Der Bauchkatheter hatte den Mitarbeitern Probleme bereitet. Es waren aber nicht nur die offenkundigen Handhabungsfehler mit dem künstlichen Ausgang, die Alexandra Huber und ihre Mutter dazu veranlassten, die Kurzzeitpflege von heute auf morgen abzubrechen. Sondern es war auch die Diagnose, die der behandelnde Arzt im Krankenhaus stellte. Franz Wenger wurde dehydriert und halluzinierend eingeliefert – ein Zeichen, dass das Pflegepersonal nicht auf ausreichend Flüssigkeitszufuhr geachtet hatte. Darüber hinaus hatte er Bakterien im Urin. „Noch zwei Tage, dann hätte sich die Sache von alleine erledigt“, habe der Arzt damals gesagt. Alexandra Huber veranlasste sofort, dass ihr Vater nach Hause gebracht wurde. „Da drin wäre er uns gestorben.“
Was tun, wenn man eine solche Erfahrung gemacht hat? Alexandra Huber wollte auf die Missstände aufmerksam machen. „Aber wenn man sich beschweren will, ist man ein armer Hund.“Der erste Anruf ging an die Heimleitung. Die zeigte allerdings wenig Verständnis, weshalb sie sich an die Krankenkasse wandte. Von dort wurde sie schließlich an das zuständige Landratsamt verwiesen, das laut Huber lediglich zugab: „Wir wissen um den schlechten Ruf des Hauses.“
Vorfälle wie diese sind natürlich nicht die Regel, das wissen auch Christa Wenger und ihre Tochter. Nichtsdestotrotz verunsichern solche Zwischenfälle. Denn es ist eher die Ausnahme, dass man sich ein Pflegeheim seiner Wahl aussuchen kann, weil oft die Zeit drängt. Franz Wenger kam nie in ein Heim, weil seine Frau eine Auszeit für sich brauchte. Es war immer ein Notfall, der ihn in eine Kurzzeitpflege zwang – weil es entweder einen häuslichen Unfall gab oder seine Frau ins Krankenhaus musste. Deshalb war die Familie jedes Mal froh, wenn sie innerhalb kürzester Zeit überhaupt einen Pflegeplatz in der Umgebung bekam.

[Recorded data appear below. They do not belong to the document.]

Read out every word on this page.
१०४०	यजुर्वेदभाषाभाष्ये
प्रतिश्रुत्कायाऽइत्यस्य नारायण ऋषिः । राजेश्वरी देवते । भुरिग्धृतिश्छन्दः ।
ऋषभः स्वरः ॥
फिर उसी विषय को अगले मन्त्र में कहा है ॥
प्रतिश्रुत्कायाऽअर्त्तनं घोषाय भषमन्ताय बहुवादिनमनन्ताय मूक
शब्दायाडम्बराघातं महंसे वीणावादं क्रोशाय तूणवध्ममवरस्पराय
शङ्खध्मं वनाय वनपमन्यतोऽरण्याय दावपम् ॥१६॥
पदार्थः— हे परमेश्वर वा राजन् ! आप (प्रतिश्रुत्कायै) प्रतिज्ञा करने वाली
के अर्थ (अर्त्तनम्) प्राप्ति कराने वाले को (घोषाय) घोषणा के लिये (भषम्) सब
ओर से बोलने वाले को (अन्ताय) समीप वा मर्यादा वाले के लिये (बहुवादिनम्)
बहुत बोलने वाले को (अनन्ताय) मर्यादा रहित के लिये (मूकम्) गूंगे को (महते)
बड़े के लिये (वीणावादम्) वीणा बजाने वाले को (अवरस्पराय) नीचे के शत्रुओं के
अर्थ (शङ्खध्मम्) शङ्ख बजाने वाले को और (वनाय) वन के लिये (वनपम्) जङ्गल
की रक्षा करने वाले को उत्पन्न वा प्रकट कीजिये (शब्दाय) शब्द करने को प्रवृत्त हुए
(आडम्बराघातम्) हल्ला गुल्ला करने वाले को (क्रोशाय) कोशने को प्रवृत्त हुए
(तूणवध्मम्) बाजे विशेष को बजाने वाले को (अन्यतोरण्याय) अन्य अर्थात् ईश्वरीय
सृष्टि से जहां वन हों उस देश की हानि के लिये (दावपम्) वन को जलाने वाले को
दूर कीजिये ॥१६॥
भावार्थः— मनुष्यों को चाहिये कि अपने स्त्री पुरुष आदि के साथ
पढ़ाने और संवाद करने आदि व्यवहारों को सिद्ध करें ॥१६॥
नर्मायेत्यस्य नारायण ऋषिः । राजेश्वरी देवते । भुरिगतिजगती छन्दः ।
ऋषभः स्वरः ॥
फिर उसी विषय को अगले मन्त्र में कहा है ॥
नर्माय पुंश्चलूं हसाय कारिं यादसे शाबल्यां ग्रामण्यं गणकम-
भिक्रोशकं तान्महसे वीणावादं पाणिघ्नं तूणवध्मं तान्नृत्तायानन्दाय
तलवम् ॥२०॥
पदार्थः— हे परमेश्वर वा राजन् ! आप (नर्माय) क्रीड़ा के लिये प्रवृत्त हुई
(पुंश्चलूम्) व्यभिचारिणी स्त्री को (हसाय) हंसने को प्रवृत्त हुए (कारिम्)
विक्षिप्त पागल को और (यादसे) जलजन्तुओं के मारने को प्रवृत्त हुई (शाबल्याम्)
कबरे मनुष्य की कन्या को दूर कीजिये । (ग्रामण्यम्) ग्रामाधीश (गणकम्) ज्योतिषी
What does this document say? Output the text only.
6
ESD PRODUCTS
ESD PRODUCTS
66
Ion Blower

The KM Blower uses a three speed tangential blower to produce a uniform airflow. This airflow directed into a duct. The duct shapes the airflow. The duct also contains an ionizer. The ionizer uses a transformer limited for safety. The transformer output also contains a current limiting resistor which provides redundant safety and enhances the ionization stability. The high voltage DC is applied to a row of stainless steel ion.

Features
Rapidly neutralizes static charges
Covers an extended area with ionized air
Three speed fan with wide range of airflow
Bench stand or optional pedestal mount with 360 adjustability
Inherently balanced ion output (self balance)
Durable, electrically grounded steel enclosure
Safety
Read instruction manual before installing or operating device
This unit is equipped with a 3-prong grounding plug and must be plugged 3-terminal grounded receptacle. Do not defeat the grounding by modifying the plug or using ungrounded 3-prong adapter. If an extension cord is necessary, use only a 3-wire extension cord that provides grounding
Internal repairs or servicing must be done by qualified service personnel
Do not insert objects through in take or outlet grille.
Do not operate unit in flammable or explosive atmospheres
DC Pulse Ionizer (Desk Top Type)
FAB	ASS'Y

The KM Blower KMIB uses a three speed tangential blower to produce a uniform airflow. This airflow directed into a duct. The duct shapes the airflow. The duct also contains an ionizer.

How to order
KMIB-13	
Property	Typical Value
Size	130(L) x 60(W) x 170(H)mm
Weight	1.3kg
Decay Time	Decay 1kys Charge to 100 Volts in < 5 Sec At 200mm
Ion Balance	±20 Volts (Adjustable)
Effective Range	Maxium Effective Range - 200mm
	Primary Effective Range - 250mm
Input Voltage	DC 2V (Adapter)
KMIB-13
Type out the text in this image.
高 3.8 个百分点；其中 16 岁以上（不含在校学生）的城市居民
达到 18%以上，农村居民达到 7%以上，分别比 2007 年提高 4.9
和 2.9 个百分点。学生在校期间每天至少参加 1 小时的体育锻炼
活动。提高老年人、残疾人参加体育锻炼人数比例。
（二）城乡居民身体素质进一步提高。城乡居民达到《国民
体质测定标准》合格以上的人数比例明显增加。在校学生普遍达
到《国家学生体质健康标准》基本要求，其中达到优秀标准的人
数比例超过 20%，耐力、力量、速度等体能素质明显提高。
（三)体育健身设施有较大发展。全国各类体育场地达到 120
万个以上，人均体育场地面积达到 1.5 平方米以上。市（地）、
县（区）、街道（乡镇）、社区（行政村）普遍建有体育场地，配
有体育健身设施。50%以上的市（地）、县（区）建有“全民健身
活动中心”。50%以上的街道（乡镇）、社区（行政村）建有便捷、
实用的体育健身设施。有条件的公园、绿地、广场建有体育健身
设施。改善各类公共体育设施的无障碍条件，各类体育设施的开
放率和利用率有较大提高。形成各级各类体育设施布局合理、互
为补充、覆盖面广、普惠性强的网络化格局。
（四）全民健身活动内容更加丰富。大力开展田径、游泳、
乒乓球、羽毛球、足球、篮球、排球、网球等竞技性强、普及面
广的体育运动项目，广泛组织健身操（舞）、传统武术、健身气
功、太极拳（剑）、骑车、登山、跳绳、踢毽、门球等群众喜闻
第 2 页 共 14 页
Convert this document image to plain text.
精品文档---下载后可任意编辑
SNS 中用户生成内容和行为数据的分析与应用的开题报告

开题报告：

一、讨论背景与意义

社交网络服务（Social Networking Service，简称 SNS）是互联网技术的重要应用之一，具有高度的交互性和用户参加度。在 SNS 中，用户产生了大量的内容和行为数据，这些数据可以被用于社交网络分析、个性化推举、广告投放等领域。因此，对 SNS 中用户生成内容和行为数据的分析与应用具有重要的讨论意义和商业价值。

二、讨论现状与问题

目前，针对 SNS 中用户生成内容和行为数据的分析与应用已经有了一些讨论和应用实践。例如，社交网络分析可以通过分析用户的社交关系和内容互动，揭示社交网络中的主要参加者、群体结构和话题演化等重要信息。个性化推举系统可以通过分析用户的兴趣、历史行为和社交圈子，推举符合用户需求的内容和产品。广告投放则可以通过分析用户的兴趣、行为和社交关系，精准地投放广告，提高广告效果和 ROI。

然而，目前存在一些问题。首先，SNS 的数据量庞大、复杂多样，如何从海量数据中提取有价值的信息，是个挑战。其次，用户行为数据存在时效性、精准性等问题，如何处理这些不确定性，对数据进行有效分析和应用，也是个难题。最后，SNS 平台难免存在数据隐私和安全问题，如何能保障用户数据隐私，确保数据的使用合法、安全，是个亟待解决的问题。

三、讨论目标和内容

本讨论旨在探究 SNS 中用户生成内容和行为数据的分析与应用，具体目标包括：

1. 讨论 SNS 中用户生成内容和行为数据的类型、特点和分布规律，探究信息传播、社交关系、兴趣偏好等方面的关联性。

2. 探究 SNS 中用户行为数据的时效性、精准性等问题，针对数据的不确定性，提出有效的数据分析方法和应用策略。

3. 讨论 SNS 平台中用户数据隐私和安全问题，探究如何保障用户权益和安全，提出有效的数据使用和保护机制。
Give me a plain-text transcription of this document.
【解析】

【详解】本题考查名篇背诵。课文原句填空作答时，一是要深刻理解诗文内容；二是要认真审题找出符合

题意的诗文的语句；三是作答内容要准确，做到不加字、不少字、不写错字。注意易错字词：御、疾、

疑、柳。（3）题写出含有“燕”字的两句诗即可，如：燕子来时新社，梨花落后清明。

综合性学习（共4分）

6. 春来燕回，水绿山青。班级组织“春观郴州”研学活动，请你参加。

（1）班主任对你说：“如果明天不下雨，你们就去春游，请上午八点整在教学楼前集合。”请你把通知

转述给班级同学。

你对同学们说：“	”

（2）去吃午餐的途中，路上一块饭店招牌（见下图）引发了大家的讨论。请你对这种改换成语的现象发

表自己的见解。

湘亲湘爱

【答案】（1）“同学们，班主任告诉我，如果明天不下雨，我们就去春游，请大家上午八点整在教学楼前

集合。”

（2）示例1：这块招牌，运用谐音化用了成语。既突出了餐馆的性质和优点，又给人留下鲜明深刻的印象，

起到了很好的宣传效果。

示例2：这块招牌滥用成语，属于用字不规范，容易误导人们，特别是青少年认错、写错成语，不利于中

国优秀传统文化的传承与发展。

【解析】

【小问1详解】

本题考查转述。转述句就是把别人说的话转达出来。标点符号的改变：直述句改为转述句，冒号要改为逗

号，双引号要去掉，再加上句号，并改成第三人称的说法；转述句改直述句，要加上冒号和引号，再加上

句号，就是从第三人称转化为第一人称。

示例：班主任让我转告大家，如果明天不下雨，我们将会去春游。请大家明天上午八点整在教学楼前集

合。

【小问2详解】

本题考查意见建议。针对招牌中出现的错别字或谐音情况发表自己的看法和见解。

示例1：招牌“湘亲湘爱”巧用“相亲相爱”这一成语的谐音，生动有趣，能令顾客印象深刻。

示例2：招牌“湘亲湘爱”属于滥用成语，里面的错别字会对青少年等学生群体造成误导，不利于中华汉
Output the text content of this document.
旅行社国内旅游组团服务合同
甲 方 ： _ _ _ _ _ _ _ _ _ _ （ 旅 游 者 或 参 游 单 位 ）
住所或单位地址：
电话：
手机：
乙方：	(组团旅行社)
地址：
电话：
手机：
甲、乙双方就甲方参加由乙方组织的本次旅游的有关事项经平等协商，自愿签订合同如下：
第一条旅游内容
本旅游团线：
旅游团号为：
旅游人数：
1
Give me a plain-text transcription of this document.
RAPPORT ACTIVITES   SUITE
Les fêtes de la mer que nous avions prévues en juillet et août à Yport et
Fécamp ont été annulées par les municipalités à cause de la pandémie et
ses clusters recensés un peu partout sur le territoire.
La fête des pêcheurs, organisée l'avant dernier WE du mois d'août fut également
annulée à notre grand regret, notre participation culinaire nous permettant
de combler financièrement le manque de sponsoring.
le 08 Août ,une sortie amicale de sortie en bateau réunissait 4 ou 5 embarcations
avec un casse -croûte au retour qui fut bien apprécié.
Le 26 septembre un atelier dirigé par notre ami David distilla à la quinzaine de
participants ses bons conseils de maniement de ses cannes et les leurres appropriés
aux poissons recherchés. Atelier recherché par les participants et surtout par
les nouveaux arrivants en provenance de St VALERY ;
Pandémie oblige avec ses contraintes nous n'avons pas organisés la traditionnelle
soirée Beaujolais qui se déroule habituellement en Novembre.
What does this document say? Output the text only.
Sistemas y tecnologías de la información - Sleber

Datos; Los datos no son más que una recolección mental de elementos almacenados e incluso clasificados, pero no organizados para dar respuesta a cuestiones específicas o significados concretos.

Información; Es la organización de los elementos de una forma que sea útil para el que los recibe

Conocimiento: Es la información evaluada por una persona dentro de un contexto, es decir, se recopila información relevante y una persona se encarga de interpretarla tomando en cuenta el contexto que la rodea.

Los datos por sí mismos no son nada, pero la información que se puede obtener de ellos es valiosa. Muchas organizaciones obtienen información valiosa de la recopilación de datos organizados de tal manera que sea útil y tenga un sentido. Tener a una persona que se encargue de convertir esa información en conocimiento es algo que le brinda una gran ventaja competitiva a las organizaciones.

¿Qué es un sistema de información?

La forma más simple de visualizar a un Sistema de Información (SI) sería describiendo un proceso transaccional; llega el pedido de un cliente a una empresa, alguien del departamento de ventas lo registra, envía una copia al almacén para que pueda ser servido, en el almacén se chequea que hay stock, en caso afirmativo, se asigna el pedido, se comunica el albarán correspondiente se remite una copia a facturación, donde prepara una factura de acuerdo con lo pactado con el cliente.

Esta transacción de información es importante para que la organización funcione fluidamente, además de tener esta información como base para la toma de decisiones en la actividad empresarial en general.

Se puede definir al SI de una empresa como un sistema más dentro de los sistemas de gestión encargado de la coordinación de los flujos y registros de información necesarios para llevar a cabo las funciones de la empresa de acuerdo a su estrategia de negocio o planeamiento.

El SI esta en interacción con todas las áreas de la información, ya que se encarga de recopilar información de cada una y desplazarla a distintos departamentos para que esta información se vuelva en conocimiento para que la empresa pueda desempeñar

Wer nach 50 Jahren Ehe seinen Mann zur Betreuung in fremde Hände geben muss, dem kann man es eigentlich nicht recht machen. Das ist den Pflegekräften durchaus bewusst und macht ihre Arbeit nicht einfacher. Nichtsdestotrotz missverstehen manche ganz offenkundig ihre Arbeit, wenn sie etwa von einem dementen Menschen Gehorsam einfordern, wie Alexandra Huber erzählt. „Eine Pflegekraft hat einmal zu mir gesagt: ,Ihr Vater muss schon das tun, was ich ihm sage!‘ Aber muss er das? Mein Papa war kein kleines Kind, sondern ein erwachsener Mann und zudem ein kranker. Muss man sich da nicht nach ihm richten?“
Heute, mit dem notwendigen emotionalen Abstand, kommt Christa Wenger zu dem Schluss: „Die überwiegende Zahl der Pflegekräfte ist gut.“Manche von denen, die sie kennengelernt hat, stachen sogar hervor – weil sie mehr Empathie und Sensibilität hatten, sie in den Arm nahmen oder auch mal an der Bettkante sitzen blieben, um ein paar private Worte zu wechseln. Bei den Kollegen, so ihre Erfahrungen, kam dieses Engagement mitunter nicht gut an. Denn wer sich mehr Zeit als vorgeschrieben nimmt, dem fehlt sie an anderer Stelle. Und „Zeit haben“ist ein Gut, das in den Pflegeberufen leider nicht vorgesehen ist.